Les législateurs européens, et par voie de conséquence belges, ont déjà tenté d’améliorer le sort des médecins assistants, en fixant en 2010 un maximum d’heures prestées par semaine. Mais le candidat spécialiste reste un ovni social, plus vraiment étudiant, pas complètement employé, pas non plus indépendant. Des témoignages d’abus sont alors fréquemment entendus. Les mandataires Ecolo-Groen veulent dès lors que la loi règle les difficultés. Et quelle meilleure initiative que de donner suite aux revendications des principaux concernés.

Pour mémoire, les associations des médecins spécialistes en formation flamands (Vaso) et francophones (AMSF) avaient sondé leur base en 2015, plus d’un tiers de l’effectif belge. Le résultat était sans appel: 67 % plaidaient en faveur de la séparation des pouvoirs.

Inspirées par le terrain, les députées Gerkens et Dedry recommandent donc d’adapter le modèle mis en place il y a quelques années pour les candidats généralistes, à savoir le Centre de coordination de la formation (CCFFMG). Elles proposent de créer deux structures centralisatrices, l’une francophone et l’autre flamande, financées notamment par l’Inami et les services de stage accueillant les candidats spécialistes.

« On ne doit pas inventer quelque chose de tout à fait nouveau mais prendre les mêmes mécanismes et les adapter. C’est un modèle accepté, tant en Flandre qu’en Wallonie. Ça ne doit donc pas être si difficile de se dire : si c’est bien pour les généralistes, pourquoi ne pas faire quelque chose de similaire pour les autres », souligne l’élue Groen.

Organisés sous forme d’ASBL, ces centres prendraient en charge toute la partie administrative, la répartition dans les lieux de stage ainsi que la vérification de la qualité de la formation et du respect des limites du temps de travail.

Plus grande couverture sociale

Pour garantir une gestion équitable, les hôpitaux, universitaires ou non, y seraient représentés, au même titre que les maîtres de stage et les assistants. « Le spécialiste en formation ne dépendra plus de la subjectivité d’une seule personne mais d’une institution externe », nous explique Muriel Gerkens.

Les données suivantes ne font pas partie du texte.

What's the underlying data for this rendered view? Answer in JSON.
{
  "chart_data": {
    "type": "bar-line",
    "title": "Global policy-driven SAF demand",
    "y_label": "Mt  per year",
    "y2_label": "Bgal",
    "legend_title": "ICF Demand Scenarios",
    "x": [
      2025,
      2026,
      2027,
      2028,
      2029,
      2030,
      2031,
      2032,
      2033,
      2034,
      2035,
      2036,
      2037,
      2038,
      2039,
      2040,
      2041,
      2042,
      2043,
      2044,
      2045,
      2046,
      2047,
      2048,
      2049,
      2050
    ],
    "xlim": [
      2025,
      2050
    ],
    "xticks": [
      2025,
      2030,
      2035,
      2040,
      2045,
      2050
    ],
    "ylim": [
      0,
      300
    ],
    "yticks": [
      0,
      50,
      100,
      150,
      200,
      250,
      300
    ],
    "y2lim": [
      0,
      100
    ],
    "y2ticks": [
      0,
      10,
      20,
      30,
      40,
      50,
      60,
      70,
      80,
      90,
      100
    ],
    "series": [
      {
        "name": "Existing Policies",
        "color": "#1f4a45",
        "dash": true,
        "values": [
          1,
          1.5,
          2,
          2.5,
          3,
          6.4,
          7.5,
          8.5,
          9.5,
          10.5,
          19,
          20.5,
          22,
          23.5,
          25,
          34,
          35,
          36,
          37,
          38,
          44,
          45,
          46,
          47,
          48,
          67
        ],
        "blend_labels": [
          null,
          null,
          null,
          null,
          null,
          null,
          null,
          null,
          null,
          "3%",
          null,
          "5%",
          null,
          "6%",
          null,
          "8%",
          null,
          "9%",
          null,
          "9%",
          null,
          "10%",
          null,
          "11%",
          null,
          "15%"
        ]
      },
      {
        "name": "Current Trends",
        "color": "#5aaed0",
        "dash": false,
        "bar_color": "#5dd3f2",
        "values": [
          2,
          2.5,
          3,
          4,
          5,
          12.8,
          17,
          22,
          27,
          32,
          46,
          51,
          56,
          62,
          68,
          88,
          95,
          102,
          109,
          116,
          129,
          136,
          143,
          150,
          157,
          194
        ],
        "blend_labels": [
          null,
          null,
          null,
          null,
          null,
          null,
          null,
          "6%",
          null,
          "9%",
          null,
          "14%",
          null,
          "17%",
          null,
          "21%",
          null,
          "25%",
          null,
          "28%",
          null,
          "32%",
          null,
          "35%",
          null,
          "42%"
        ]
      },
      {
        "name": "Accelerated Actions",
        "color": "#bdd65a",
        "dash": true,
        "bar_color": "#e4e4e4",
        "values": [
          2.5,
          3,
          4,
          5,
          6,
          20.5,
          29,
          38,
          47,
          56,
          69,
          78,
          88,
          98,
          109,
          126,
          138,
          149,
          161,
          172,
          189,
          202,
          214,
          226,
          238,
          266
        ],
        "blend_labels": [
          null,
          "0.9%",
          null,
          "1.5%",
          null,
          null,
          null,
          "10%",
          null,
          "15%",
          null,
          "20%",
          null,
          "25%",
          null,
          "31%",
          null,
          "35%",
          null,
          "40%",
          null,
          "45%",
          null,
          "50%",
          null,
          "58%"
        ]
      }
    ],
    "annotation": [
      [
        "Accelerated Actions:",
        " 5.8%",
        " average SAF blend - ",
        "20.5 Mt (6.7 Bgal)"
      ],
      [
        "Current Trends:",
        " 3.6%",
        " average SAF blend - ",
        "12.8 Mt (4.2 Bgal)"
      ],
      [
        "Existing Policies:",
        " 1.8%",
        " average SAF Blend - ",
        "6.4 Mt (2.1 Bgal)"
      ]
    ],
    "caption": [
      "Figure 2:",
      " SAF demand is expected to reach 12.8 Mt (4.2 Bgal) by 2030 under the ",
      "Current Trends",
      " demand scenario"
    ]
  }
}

Cela « simplifierait également les conventions de stage et augmenterait la mobilité entre différents lieux de stage en Belgique comme à l’étranger tout en luttant contre les différences de traitement, parfois sensibles, entre les institutions », notent les cosignataires de la proposition, visant au passage une harmonisation des rémunérations.

Au-delà de ces avancées, la proposition de loi instaure par ailleurs l’octroi d’une protection sociale en bonne et due forme, tant pour les candidats généralistes que spécialistes. Moyennant évidemment le relèvement des cotisations payées par ceux-ci et par l’employeur. « Ce passage du statut sui generis vers un statut complet d’employé signifie donc que les cotisations de l’employeur, devenu le Centre de coordination compétent, augmenteraient de 21,08 à 31,98 % et celles du candidat de 4,70 à 13,07% », détaille le texte légal. Et les auteures d’insister sur le fait que la majoration des cotisations ne doit pas conduire à une diminution de l’offre de stage proposée aux médecins en formation.